Por: Miguel Ángel Sánchez Gutiérrez
Hace más de un año, se pudo determinar de manera irrefutable, cómo familiares de personas fallecidas beneficiarios de los programas sociales (Pensión 65 – Programa Juntos), cobraron sus depósitos mensuales en el Banco de la Nación, en muchos de los casos fueron orientados por los propios promotores de dichos programas quienes les decían: “…cobra para que no pierdan ese beneficio que da el Estado…”, el argumento de los familiares en la mayoría de los casos fue una constante: “…somos pobres no tenemos para el entierro…” mencionaban también: “…no tenemos para subsistir, es por eso que hemos cobrado…”

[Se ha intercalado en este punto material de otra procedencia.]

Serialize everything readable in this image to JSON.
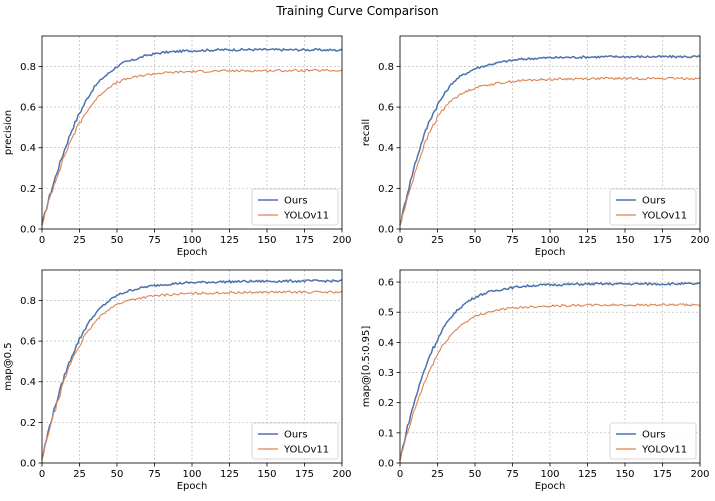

La idea de vocación de servicio, de este modo, se vincula a la predisposición de un individuo para satisfacer las necesidades de otro. Quienes tienen vocación de servicio, por lo tanto, se inclinan a brindar colaboración o ayuda. Puede relacionarse la vocación de servicio con la solidaridad y el accionar desinteresado. Al brindar un servicio solidario, la persona recibe una recompensa que se puede calificar como interna o espiritual: la satisfacción de hacer aquello que se cree correcto. No se busca, en cambio, satisfacer un interés material u obtener otro tipo de rédito. La vocación de servicio, en los trabajadores del Banco de la Nación, es un valor innato, porque la gran mayoría de ellos siempre ha servido con esa virtud incuestionable, al margen de la cantidad de operaciones diarias (de 350 a 400 operaciones) aproximadamente, lo que los posiciona dentro de los mejores en todo el sistema financiero y bancario a nivel nacional, sin embargo, esa calidad en el servicio, nunca ha sido reconocida por ninguna de las administraciones de turno en los diferentes gobiernos.
En un caso similar en una denuncia penal Capeta Fiscal N° 1517-2015 Tacna, en la página 5, se señala textualmente lo siguiente: “…el denunciado Roberto Choquecota Curo ha procurado para si un provecho ilícito, ya que a través de astucia, ardid u otra forma fraudulenta ha inducido a error al Banco de la Nación al otorgarle una suma de dinero correspondiente a un programa social-“Pensión 65: que no le corresponde. (sic)…”. Con un simple análisis jurídico, se puede apreciar claramente, que el Fiscal ha actuado con verdadero criterio de conciencia y como manda la Ley, en vista que el denunciado se ha ensañado con premeditación y alevosía, en provecho propio utilizando la astucia y el ardid contra el trabajador (víctima) que le brindó el servicio.
Lo más lamentable y preocupante, es como algunos malos “funcionarios” del Banco de la Nación, se han ensañado con los trabajadores (víctimas), que han sido sorprendidos por sujetos inescrupulosos (varones o mujeres), utilizando precisamente la astucia y el ardid, premeditación y alevosía, con el único fin de cometer un acto ilegal, el cual ha sido cobrar de las cuentas de ahorros de sus familiares, como propiamente ellos mismos han declarado, para provecho propio. Sin embargo en el caso de nuestra Región Huánuco, estos malos “funcionarios” por orden del Sub Gerente de la Macro Región III Huancayo, han procedido a denunciar penalmente a los trabajadores (víctimas), en lugar de denunciar a quienes cobraron dichos ahorros (dolosamente), es decir, nuevamente se cumple la paradoja el mundo al revés, como los casos de personas que son asaltadas, que actúan en defensa propia, al utilizar su arma de fuego con licencia vigente y matan al atacante, finalmente es detenido el que asumió su defensa con el mayor riesgo de perder su propia vida. En conclusión, que pasaría si sucede (nadie lo desea) un asalto en el Banco de la Nación, entran los miembros de una banda y se llevan S/. 100,000.00; quienes serían los culpables, ¿¿los trabajadores??
En tal sentido, hacemos un llamado a la reflexión, al nuevo Presidente del Directorio del Banco, para que se realice un cambio total de estos malos funcionarios, que han actuado en contra de los trabajadores sin prueba alguna, dejando de lado los principios del debido proceso, inmediatez, razonabilidad, proporcionalidad y tipicidad, es decir, los han convertidos de víctimas a victimarios.